Just a few pointers on SQL Server Query Tuning.
Version : 0.0
Date : 25/09/2014
Level: : Very basic
By : Albert van der Sel
This short and *very* simple note, is not about investigating waits, diskaccess, and all the "physical stuff", in performance analysis.
So, if you have interest in viewing "waits", "physical database design", using perfstats, using the profiler, viewing IO on database files,
and these sort of things, you might take a look at this note.
Contrary, this note tries to say something usefull on "queries" themselves (design and execution). Hope it works...
1.The "Query Optimizer".
A component of the database engine is the "Query Optimizer". It uses a method called "Cost Based Optimizing",
and it evaluates queries according to all algolrithmes available in that method.
The "costs" are in terms of CPU cycles and IO access costs. These are always estimates, mainly based on the available statistics
associated with the objects in the query (tables, columns, and indexes).
The Optimzer ofcourse does not have detailed information on the storage subsystem (are these local disks?
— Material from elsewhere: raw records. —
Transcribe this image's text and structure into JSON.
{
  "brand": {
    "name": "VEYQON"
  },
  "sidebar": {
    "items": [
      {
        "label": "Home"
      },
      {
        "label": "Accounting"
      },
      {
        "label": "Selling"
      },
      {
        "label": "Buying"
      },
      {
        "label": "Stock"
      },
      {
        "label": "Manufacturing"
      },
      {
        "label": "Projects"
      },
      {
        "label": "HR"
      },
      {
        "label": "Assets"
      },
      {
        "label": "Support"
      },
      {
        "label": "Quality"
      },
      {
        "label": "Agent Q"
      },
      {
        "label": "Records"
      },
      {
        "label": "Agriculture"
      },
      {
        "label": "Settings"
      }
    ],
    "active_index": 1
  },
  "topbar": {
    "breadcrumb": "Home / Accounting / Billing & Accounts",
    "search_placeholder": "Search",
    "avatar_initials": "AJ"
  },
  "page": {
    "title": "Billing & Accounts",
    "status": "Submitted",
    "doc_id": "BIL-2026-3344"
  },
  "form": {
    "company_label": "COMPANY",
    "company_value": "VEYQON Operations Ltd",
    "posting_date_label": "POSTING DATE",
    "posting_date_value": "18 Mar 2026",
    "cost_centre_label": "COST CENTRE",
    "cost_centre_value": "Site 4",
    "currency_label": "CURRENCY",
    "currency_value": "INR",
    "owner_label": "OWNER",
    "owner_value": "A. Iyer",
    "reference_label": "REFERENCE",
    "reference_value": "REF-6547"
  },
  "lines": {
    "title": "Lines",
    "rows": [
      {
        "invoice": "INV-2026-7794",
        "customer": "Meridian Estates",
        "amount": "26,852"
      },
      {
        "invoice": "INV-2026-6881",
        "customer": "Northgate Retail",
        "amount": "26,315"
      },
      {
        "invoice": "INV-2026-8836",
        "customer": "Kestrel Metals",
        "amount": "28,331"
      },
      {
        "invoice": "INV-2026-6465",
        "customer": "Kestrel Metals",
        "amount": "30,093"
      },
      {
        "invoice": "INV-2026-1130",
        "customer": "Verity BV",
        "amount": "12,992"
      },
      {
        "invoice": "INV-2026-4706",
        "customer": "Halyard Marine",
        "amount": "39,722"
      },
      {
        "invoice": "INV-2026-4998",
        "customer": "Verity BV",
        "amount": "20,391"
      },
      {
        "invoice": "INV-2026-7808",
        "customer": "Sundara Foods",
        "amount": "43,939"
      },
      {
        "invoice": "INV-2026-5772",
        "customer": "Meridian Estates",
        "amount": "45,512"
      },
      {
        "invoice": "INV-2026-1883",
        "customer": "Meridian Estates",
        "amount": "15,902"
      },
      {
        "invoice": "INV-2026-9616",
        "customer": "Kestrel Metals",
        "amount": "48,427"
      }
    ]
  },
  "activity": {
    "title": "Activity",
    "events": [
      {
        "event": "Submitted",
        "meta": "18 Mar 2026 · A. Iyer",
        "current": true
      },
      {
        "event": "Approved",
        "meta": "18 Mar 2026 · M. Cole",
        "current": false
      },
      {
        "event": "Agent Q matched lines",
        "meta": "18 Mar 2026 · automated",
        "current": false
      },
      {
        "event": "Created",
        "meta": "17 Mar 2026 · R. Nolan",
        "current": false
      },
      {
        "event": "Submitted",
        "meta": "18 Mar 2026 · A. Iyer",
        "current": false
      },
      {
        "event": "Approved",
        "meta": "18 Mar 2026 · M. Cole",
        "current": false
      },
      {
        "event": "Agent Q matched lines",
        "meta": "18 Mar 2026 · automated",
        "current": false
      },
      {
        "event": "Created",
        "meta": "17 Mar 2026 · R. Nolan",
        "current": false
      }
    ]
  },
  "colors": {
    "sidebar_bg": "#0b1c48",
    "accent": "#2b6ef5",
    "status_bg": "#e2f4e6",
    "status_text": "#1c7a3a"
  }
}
Or LUNs on some SAN? etc..).
These are "hidden", and are only known by the Operating System (IO Manager and drivers).
Also, the Optimizer cannot really "appreciate" time (like we can), and thus it will give us only "costs" in terms of CPU cycles,
and what the abstract IO operations costs are, in order to access all needed rows from the diskblocks.
Now, it may produce several plans for a certain query, at different moments. This is, among other factors, dependent on the fact
if it will take advantage of indexes and/or if the statistics are "stale" or up-to-date. So, suppose some indexes do not seem to have any use anymore,
maybe it then creates a plan using another access path.
It's important to know that the Optimizer will always create an execution plan for any query.
The Optimizer attempts to generate a plan where the sequence of actions consumes the minimum of CPU and IO operations.
In the process of creating a plan, the Optimizer takes a look at the column list that needs to be in the output, the indexes which are present,
the type of "join" (if that applies), the column on which the tables are joined, and most importantly, the "actual statistics" on the objects.
So, SQL Server (first the Parser, and then the Optimizer) does these things:
- The Parser "Parses" (examines) the query: is it correct or are there (syntax) errors?
- The Optimizer analyzes the query
- The Optimizer inspects the statistics of relevant objects.
- The Optimizer produces the "best" query plan (it believes to have the least IO operations).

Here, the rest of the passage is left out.